While weighting requirements for importance is critical to selecting best-fit enterprise software, other benefits that flow from the exercise are reduced implementation costs and improved end user buy-in.
Too often, RFPs (or RFIs, or RFQs) are just lists of requirements with little thought of how important those requirements are. In the absence of importance ratings, all requirements must be treated equally. This is never accurate because some requirements are always more important than others. Here's a look at why it is worth rating requirements for importance, and how to do it.
Rating requirements for importance means capturing who wants them, why they want them and how important they are. In doing this, the organization is exploring, discovering, and documenting their needs. Rating requirements should be done by the process owners and subject matter experts, and not by those who capture the requirements in the first place. While most organizations looking at a particular type of enterprise software have very similar requirements, it is the relative importance of those requirements that makes each organization unique.
Capturing this information creates the requirements matrix, where all requirements can be traced back to their owners. If any requirements need refining, the owners of those requirements are known and can be approached for further information. Since the organization is capturing requirements to select off the shelf software, there is no need to tie requirements to processes. That level of detail is only necessary when developing software.
Requirement importance is also used during software implementation. Why the requirement is wanted and how important it is guides the implementation team. If they need more information when configuring the software, they have the names of the requirement owners to contact. Having this information readily available reduces implementation time and cost over-runs.
Rating requirements for importance allows the elimination of unimportant requirements, which reduces the work of evaluating products. It also creates an audit trail. Anybody can come back later and see that the requirement was considered and deemed unimportant. They can also see why this decision was taken, and who made it.
Vendors are sometimes reluctant to respond to RFPs, and this can cause best-fit software to be overlooked. One way of enticing vendors to respond is to do two rounds of RFPs. The first round contains only showstopper requirements, which is usually about 10 percent of the total. Since there is much less work to do, more vendors tend to respond. Shortlisted vendors are then identified and sent the full RFP. Because the vendor knows they are on the short list, they are more likely to respond to that full RFP.
Occasionally vendors can be “over optimistic” in their RFP responses. Rating requirements for importance is used to audit RFPs and eliminate inappropriate responses before the software is purchased. More on that in a future post.
How to weight requirements for importance
Gather subject matter experts and process owners around the table when weighting requirements for importance. Keep team sizes to less than about a dozen people, and focused on their subject areas. If teams get too large, they slow down. Break them up into sub-teams that focus on subject matter that is more specific.
One unexpected benefit we discovered from using teams is this: When people weight requirements for importance, they feel listened to and involved. Their name is attached to a number of requirements, and they have been heard. This builds process buy-in, and these people become champions for the new software when it is launched.

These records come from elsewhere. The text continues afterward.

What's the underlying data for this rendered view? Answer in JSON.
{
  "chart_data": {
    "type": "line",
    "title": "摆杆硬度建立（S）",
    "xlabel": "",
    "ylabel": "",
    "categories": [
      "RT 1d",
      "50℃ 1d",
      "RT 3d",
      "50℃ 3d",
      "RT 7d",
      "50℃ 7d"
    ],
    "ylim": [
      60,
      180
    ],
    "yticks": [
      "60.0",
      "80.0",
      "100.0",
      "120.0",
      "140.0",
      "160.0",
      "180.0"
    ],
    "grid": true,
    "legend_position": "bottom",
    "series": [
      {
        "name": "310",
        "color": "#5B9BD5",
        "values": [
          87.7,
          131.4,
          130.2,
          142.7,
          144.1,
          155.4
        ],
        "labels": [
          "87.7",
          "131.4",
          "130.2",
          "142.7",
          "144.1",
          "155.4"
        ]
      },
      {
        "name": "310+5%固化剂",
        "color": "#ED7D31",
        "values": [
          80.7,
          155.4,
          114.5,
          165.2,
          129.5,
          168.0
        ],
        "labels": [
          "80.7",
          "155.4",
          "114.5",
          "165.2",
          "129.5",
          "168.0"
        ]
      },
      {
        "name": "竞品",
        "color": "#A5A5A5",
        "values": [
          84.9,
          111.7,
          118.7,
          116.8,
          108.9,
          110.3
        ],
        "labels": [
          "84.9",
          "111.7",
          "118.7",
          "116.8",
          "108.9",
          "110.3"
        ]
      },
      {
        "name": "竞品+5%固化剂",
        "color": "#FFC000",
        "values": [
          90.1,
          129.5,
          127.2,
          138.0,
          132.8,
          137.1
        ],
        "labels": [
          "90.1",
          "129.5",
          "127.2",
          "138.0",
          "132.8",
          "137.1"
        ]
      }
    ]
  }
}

Ensure all people in the meeting use the same scale when weighting requirements. Give them a Requirements Weights printout with explanations of what each weight means. See the example below. Note that each requirement has a weight. The weight is used to calculate a score when rating products against the requirements.
|6||Show stopper||If features satisfying this requirement are inadequate, the product is almost certainly excluded. Few requirements are true show stoppers, usually most of these are critical.|
|5||Critical||Functional integrity would be compromised if this requirement is not adequately met. Major effort would be needed to work around the limitation.|
|4||Very important||There would be significant limitations if this requirement is not adequately met. Substantial effort would be needed to work around the limitation.|
|3||Important||If this requirement is not adequately met, some effort would be needed to work around the limitation.|
|2||Useful||Somewhat important. Useful if the requirement is satisfied, but if not there would only be a minor inconvenience in working around it.|
|1||Nice to have||This is not an important feature. Nice to have if it is included, but nothing to worry about if it is missing.|
|0||No interest||No need for this feature, don't care if it is included or not. This importance weight verifies the requirement has been considered for a particular person or group, and they have no need of it.|
Requirement weighting meetings go faster if there is one person managing the meeting, and a second person documenting user responses. We average about 30 requirements an hour, but that can vary tremendously. In general, the more detailed the requirements are, the less time weights take because the requirement scope is smaller. Broad requirements tend to be endlessly debated.
A comprehensive list of requirements rated for importance forms the foundation of a data driven approach to evaluating software. Particularly important for governmental organizations, this can prove the software was selected without undue influence. But even more important, the act of capturing a comprehensive list of requirements and weighting them for importance means the organization thoroughly understands its needs. This goes a long way towards avoiding those software disasters that so regularly bubble up into the technical press.
This article was origionally published on CIO.com on April 10, 2015 and updated on February 12, 2017.